This study addresses the challenge of distribution shift and shortcut learning in renal pathology AI caused by staining variations, particularly in real-world settings where staining or institutional labels are unavailable for correction. To tackle this, the authors construct a multi-center, multi-stain glomerular image dataset and propose a Bayesian dual-head architecture that operates without staining labels. The framework integrates CNN and ViT backbones, Monte Carlo Dropout, and entropy maximization regularization to suppress reliance on spurious staining correlations while avoiding the increased uncertainty often introduced by adversarial training. Experiments demonstrate that the method maintains high accuracy and calibration in lesion classification while reducing staining prediction performance to random levels, thereby confirming its robustness against staining shortcuts and highlighting the intrinsic generalization benefits of the multi-stain dataset.

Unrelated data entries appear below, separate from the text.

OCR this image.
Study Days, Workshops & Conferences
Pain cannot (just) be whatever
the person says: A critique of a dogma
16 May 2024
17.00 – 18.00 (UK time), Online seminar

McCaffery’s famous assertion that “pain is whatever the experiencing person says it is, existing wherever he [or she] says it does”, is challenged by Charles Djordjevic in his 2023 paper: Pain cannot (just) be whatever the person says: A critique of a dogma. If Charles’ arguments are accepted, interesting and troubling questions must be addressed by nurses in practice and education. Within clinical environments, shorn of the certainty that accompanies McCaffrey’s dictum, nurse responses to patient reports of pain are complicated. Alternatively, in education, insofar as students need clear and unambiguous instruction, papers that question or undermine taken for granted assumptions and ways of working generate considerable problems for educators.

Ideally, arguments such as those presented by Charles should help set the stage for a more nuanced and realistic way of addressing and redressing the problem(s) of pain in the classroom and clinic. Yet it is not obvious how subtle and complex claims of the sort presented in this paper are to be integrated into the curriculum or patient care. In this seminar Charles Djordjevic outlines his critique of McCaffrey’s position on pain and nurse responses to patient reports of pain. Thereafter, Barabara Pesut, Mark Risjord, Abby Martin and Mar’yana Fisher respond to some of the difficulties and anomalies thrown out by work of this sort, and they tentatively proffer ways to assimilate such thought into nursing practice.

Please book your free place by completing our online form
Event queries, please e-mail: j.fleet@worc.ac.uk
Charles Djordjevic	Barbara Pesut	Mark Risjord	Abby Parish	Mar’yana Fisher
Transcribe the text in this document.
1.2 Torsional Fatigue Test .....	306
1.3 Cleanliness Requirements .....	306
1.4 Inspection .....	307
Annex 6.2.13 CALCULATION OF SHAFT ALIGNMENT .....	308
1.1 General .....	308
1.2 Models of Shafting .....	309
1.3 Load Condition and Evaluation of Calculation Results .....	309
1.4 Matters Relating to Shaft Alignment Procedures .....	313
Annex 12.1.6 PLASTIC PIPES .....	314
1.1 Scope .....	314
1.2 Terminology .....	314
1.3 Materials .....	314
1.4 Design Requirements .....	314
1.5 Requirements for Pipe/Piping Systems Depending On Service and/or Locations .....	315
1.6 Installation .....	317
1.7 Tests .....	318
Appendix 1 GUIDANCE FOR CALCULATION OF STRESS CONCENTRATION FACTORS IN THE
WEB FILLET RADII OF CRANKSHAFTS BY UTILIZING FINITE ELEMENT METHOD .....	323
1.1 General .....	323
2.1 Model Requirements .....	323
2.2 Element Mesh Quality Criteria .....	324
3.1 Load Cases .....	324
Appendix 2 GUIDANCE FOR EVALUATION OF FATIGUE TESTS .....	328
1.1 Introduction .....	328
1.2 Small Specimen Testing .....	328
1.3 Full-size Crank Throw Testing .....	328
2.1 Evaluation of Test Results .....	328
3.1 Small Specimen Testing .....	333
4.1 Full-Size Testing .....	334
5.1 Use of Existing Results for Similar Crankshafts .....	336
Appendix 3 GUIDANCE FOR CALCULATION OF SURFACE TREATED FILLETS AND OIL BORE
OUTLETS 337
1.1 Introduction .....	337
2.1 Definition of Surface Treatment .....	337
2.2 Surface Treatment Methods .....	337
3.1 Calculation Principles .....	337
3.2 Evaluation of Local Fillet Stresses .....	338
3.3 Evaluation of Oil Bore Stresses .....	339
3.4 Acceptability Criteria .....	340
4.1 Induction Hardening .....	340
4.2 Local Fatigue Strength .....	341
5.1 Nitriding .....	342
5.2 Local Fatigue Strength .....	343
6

Stain variability is a pervasive source of distribution shift and potential shortcut learning in renal pathology AI. We ask whether lupus nephritis glomerular lesion classifiers exploit stain as a shortcut, and how to mitigate such bias without stain or site labels. We curate a multi-center, multi-stain dataset of 9{,}674 glomerular patches (224$\times$224) from 365 WSIs across three centers and four stains (PAS, H\&E, Jones, Trichrome), labeled as proliferative vs.\ non-proliferative. We evaluate Bayesian CNN and ViT backbones with Monte Carlo dropout in three settings: (1) stain-only classification; (2) a dual-head model jointly predicting lesion and stain with supervised stain loss; and (3) a dual-head model with label-free stain regularization via entropy maximization on the stain head. In (1), stain identity is trivially learnable, confirming a strong candidate shortcut. In (2), varying the strength and sign of stain supervision strongly modulates stain performance but leaves lesion metrics essentially unchanged, indicating no measurable stain-driven shortcut learning on this multi-stain, multi-center dataset, while overly adversarial stain penalties inflate predictive uncertainty. In (3), entropy-based regularization holds stain predictions near chance without degrading lesion accuracy or calibration. Overall, a carefully curated multi-stain dataset can be inherently robust to stain shortcuts, and a Bayesian dual-head architecture with label-free entropy regularization offers a simple, deployment-friendly safeguard against potential stain-related drift in glomerular AI.